Prove that the conditional min-entropy is $H_{\rm min}(A|B)=\max_\sigma\sup\{\lambda:\,\rho\le 2^{-\lambda}(I\otimes\sigma)\}$

Question

I have seen various definitions of quantum conditional min-entropy, which I believe are equivalent.

1. $$H_{\min}(A|B) = - \inf\limits_{\sigma_B} D_{\max} \left( \rho_{AB} \parallel I_A \otimes \sigma_B \right)$$ where in general $$D_{\max}(\rho \parallel \sigma) = \inf \{ \lambda : \rho \leq 2^\lambda \sigma \}$$

2. $$H_{\min}(A|B) = \max\limits_{\sigma_B} \sup \{ \lambda: \rho_{AB} \leq 2 ^{-\lambda} I_A \otimes \sigma_B \}$$

Why are the two definitions equivalent?

Answer 1

Observe that $$ H_{\min}(A|B) = - \inf\limits_{\sigma_B} D_{\max} \left( \rho_{AB} \| I_A \otimes \sigma_B \right) = \sup\limits_{\sigma_B} [-D_{\max} \left( \rho_{AB} \| I_A \otimes \sigma_B \right)], $$ and $$-D_{\rm max}(\rho\|I\otimes \sigma)=-\inf \{\lambda: \,\, \rho\le 2^\lambda (I\otimes \sigma)\} \\ = \sup\{-\lambda: \,\, \rho\le 2^\lambda (I\otimes\sigma)\} \\ = \sup\{\lambda: \,\, \rho\le 2^{-\lambda} (I\otimes\sigma)\}.$$

It might help to take a slightly more abstract perspective here.
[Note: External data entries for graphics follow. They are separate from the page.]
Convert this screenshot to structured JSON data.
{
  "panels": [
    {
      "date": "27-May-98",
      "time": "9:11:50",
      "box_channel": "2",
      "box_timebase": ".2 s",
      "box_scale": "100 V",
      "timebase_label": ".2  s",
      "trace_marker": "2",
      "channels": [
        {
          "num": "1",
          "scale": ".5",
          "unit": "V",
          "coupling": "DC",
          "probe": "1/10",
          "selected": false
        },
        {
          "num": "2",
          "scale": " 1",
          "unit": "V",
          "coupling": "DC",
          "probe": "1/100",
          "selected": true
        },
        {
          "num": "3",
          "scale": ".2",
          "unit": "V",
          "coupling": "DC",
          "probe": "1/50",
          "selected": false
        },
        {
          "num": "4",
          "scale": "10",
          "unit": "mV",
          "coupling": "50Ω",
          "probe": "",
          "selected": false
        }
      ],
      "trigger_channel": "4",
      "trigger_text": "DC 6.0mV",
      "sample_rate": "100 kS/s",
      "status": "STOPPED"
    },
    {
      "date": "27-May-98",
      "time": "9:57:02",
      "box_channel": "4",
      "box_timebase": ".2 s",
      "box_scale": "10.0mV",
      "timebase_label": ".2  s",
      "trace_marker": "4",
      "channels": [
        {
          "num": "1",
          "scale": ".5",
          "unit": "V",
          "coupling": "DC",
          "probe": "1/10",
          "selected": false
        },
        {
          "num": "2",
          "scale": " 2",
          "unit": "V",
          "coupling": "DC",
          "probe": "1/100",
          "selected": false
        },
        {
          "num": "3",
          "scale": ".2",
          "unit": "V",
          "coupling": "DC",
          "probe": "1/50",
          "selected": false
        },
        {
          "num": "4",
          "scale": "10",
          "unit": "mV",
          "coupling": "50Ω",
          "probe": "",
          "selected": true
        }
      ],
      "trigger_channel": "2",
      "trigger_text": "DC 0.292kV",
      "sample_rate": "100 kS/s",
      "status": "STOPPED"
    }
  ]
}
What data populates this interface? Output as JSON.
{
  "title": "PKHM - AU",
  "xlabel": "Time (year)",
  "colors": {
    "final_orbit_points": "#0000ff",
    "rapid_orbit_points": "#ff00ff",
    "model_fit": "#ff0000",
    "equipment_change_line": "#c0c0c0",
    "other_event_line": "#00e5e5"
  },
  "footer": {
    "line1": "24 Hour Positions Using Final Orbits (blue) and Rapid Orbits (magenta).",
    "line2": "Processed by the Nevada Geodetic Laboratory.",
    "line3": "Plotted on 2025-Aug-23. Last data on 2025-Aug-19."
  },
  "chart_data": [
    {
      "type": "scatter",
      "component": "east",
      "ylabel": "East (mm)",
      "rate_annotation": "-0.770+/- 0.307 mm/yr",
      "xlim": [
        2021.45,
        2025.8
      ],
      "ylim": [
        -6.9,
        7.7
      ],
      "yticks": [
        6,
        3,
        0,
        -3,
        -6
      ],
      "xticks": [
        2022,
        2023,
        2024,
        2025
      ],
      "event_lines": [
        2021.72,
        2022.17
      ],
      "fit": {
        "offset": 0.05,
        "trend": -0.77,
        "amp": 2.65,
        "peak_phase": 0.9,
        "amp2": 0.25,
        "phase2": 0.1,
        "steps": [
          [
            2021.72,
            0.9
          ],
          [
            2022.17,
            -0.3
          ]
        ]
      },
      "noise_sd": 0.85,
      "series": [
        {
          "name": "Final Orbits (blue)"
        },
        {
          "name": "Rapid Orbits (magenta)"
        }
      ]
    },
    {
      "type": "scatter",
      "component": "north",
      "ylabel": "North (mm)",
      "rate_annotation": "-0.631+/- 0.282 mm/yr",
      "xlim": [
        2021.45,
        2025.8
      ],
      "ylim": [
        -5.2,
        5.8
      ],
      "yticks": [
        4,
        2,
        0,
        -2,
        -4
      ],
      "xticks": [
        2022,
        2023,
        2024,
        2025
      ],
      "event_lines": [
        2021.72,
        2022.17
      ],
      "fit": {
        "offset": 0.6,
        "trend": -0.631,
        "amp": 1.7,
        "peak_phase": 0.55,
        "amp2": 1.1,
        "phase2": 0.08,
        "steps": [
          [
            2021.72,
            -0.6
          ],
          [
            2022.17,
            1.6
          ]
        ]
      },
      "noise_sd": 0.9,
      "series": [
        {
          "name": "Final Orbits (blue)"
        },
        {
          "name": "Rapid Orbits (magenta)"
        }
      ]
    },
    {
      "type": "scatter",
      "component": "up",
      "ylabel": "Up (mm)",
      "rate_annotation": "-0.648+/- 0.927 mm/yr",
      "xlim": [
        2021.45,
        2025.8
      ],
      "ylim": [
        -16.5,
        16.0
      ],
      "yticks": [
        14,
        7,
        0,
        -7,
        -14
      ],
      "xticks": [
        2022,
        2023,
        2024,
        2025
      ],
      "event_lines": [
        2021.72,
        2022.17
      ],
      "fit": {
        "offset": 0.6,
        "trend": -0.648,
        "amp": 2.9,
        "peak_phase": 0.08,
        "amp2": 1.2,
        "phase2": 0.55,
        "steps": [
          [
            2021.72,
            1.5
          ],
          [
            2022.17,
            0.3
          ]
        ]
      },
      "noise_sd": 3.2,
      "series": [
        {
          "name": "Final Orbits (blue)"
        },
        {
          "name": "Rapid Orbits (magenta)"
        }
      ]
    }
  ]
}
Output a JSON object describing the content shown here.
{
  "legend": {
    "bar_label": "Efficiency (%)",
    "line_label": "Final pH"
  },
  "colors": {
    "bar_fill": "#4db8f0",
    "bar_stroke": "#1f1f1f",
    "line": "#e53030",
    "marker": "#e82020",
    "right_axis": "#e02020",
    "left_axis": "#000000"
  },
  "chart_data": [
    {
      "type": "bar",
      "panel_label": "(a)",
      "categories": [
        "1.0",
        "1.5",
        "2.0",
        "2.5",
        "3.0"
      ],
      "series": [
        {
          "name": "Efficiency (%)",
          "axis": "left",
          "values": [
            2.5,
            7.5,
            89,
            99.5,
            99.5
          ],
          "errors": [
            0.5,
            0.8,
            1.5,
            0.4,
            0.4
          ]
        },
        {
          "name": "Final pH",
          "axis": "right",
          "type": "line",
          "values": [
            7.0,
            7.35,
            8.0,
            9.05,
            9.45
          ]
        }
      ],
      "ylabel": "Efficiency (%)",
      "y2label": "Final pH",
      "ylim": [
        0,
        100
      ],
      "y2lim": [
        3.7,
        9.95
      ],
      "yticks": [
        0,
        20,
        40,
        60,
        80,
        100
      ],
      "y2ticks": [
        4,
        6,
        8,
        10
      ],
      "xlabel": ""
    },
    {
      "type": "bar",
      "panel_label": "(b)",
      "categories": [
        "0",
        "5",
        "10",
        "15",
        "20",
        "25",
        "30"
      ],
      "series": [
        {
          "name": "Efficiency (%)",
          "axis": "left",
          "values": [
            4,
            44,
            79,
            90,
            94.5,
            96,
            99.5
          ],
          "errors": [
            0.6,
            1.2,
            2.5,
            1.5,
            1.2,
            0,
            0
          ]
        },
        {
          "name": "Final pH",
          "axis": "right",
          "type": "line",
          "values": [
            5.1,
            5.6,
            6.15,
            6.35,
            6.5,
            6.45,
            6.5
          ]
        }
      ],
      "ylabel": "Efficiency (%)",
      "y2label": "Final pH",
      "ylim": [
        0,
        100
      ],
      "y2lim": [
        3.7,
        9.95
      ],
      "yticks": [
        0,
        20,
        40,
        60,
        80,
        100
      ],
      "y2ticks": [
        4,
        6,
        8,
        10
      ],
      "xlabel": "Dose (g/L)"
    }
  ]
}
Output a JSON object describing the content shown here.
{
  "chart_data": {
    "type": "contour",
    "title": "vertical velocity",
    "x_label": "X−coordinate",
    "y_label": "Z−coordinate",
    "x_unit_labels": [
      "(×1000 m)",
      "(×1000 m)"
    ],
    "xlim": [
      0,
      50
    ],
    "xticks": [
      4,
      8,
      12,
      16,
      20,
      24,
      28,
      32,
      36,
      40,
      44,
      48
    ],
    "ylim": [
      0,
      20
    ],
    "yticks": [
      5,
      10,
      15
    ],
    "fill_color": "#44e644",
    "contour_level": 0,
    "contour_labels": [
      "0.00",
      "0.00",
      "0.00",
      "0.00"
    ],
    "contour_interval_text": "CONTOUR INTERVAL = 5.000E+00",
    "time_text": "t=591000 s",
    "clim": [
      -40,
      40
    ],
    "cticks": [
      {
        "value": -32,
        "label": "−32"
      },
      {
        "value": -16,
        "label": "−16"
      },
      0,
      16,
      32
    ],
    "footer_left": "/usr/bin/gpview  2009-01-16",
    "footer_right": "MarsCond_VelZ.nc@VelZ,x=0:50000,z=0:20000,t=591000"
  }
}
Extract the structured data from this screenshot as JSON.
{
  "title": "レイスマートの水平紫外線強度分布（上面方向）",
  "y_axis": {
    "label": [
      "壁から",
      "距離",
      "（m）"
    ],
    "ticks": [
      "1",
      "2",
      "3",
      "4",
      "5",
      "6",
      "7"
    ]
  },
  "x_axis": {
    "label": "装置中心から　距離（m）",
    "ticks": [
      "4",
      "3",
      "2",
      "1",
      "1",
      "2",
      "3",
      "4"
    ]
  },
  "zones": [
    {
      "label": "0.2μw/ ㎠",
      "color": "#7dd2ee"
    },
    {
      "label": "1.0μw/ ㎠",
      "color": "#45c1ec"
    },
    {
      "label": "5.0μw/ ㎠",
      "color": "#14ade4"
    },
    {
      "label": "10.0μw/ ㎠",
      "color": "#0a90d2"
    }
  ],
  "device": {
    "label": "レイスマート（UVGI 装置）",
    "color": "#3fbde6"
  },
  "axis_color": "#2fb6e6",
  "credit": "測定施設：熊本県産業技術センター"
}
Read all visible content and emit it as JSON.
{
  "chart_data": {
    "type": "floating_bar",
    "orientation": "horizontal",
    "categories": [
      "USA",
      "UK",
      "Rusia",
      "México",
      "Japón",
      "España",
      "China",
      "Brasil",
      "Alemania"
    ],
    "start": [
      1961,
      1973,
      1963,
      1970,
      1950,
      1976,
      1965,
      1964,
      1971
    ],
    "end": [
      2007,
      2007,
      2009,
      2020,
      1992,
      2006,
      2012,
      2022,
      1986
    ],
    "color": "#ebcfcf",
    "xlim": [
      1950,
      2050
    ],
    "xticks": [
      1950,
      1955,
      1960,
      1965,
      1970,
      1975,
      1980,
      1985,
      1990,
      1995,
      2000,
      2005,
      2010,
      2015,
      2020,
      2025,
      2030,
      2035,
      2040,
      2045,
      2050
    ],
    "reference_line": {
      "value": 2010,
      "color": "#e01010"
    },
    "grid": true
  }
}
What we're trying to compute is $-\inf_x f(x)$ where $f(x)\equiv \inf\{y\in\mathbb{R}:\,\, y\in g(x)\}$ for some function $f$, and some set $g(x)\subseteq\mathbb{R}$ that depends on $x$. And then $$-\inf_x f(x) = \sup_x[-f(x)] = \sup_x [-\inf\{y\in\mathbb{R}:\,\, y\in g(x)\}] \\ = \sup_x \sup\{-y: \,\, y\in\mathbb{R},\,\, y\in g(x)\} \\ = \sup_x \sup\{z\in\mathbb{R}: \,\, -z\in g(x)\}.$$ In words, we first minimise over the possible values of a function $f$ (restricting the possible inputs $x$ in a specific subset, and taking the opposite of the result), where $f(x)$ is defined as the smallest element of a subset of real numbers that depends on $x$. You can then just replace $\sup\to\max$ and $\inf\to\min$ whenever you know that a min/max exists.